I guess you know now how to display the current date and time?

MSH> Write-Host [DateTime]::Now
[DateTime]::Now
MSH> Write-Host ([DateTime]::Now)
6/19/2005 6:09:42 PM
MSH> [DateTime]::Now

Sunday, June 19, 2005 6:09:53 PM


MSH>

Don't get tricked by the Write-Host cmdlet. You need to use braces in order to have some part of the argument interpreted. Now, let's turn to the real stuff with some program structures:

MSH> foreach ($i in $array) { $i }
5
4
3
2
1
MSH>

or with some manipulation stuff

MSH> $sum=0
MSH> $j=0
MSH> foreach ($i in $array) { $p=$i*$i; $array[$j++]=$p; $sum+=$p }
MSH> $sum
55
MSH> $array
25
16
9
4
1
MSH>

Similarly, there are if-elseif-else and switch statements and loops with while or for:

MSH> $i=0
MSH> while ($i -lt 10) { Write-Host ($i++) }
0
1
2
3
4
5
6
7
8
9
MSH>

Note you need to use -lt to perform lower than comparison. In an analogous fashion there is support for -gt, -le, -ge, -eq, -ne and even for more complex stuff such as -like (pattern matching), -match (regular expressions), -is (type checking as in C#), -contains (check for occurrence of a certain value in a "group", such as an array):

MSH> $b=$array -notcontains 4
MSH> $b
25
16
9
1
MSH>

As a side-note there is some other cool stuff around arrays, such as the use of tail-expressions (cf. Haskell):

MSH> $k,$l,$m=$array
MSH> $k
25
MSH> $l
16
MSH> $m
9
4
1
MSH>

Variable $m contains the tail of the list after assignment of the first two elements to $k and $l.

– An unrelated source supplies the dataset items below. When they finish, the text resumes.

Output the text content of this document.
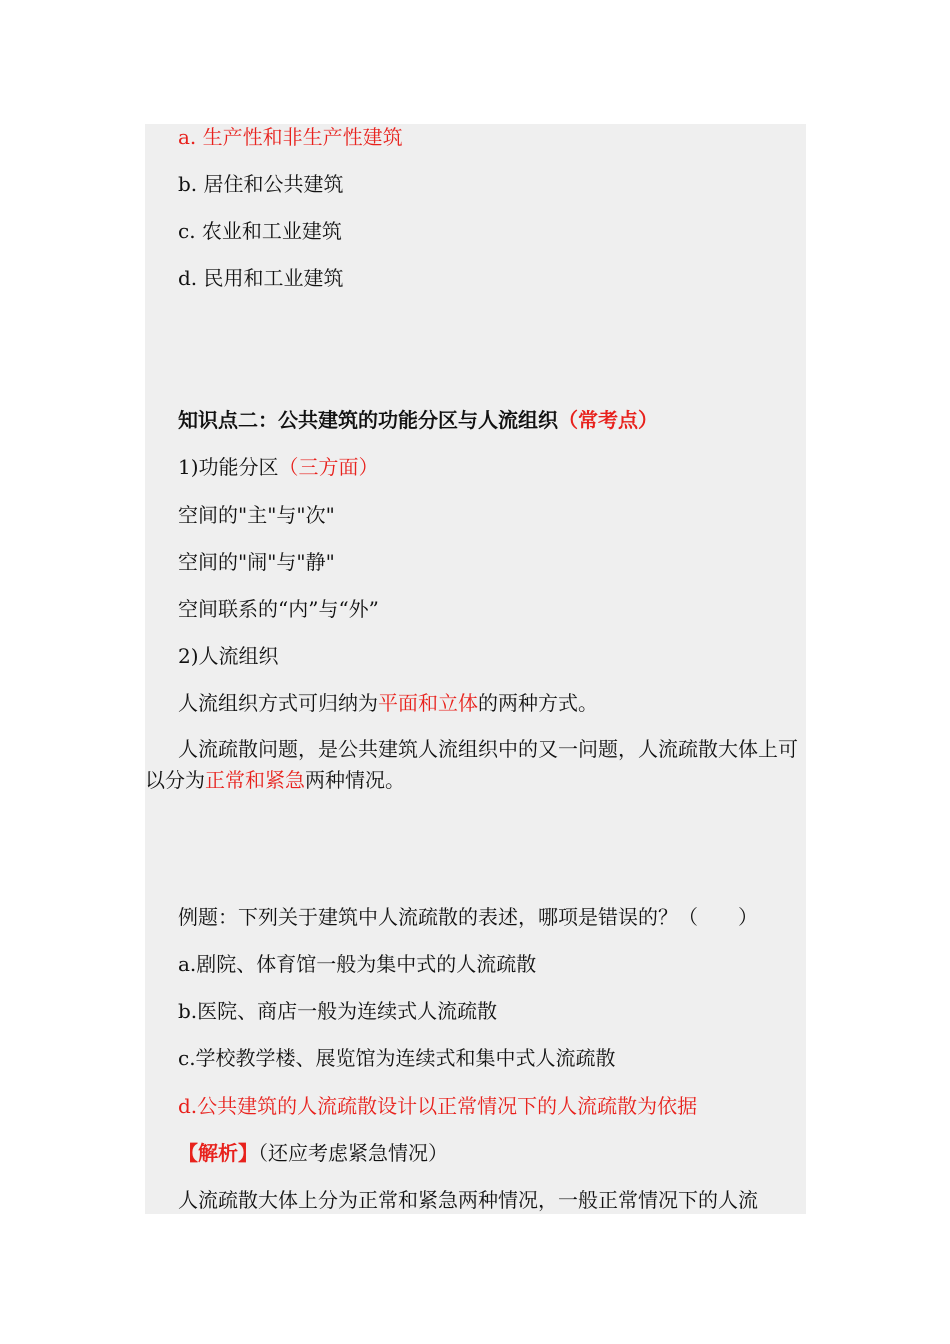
a. 生产性和非生产性建筑
b. 居住和公共建筑
c. 农业和工业建筑
d. 民用和工业建筑
知识点二：公共建筑的功能分区与人流组织（常考点）
1)功能分区（三方面）
空间的"主"与"次"
空间的"闹"与"静"
空间联系的“内”与“外”
2)人流组织
人流组织方式可归纳为平面和立体的两种方式。
人流疏散问题，是公共建筑人流组织中的又一问题，人流疏散大体上可以分为正常和紧急两种情况。
例题：下列关于建筑中人流疏散的表述，哪项是错误的？（　　）
a.剧院、体育馆一般为集中式的人流疏散
b.医院、商店一般为连续式人流疏散
c.学校教学楼、展览馆为连续式和集中式人流疏散
d.公共建筑的人流疏散设计以正常情况下的人流疏散为依据
【解析】（还应考虑紧急情况）
人流疏散大体上分为正常和紧急两种情况，一般正常情况下的人流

In order to create an endless loop, use while ($true):

MSH> while ($true) {} #press CTRL-C to stop
MSH>

We've seen the cmdlet Write-Host already. We always did specify the name explicitly, however you can call it indirectly too using the &-operator:

MSH> $cmd="Write-Host"
MSH> &$cmd "Hello"
Hello
MSH>

This is useful when you're creating scripts that need to be altered afterwards in a very broad way.

What is a CmdLet?

A CmdLet (or command-let) is the basic vehicle that drives Monad. Basically it's the equivalent of a "command" in other shells. So it's a basic unit of work. However, it has some "natural language" aspects. First there is a verb and a noun, seperated by a dash character:

verb-noun

The verb indicates what will happen: e.g. get something, add something, clear something, copy something, format something, create something, write something, and so on. The noun is the indicator of the real functionality, the "subject" of the action. Monad comes with a bunch of built-in Cmdlets. A little list with some samples:

  • Get-Datae, Get-Drive, Get-Host, Get-Help, Get-Variable, Get-Item
  • New-Item, New-Object, New-Variable
  • Read-Host, Write-Host
  • Remove-Variable
  • Rename-Item
  • Get-Process, Get-Service, Restart-Service

In a next episode of "adventures in Monad" I'll explain how these cmdlets work, how you can "pipe them together" and how to create your own cmdlets (h).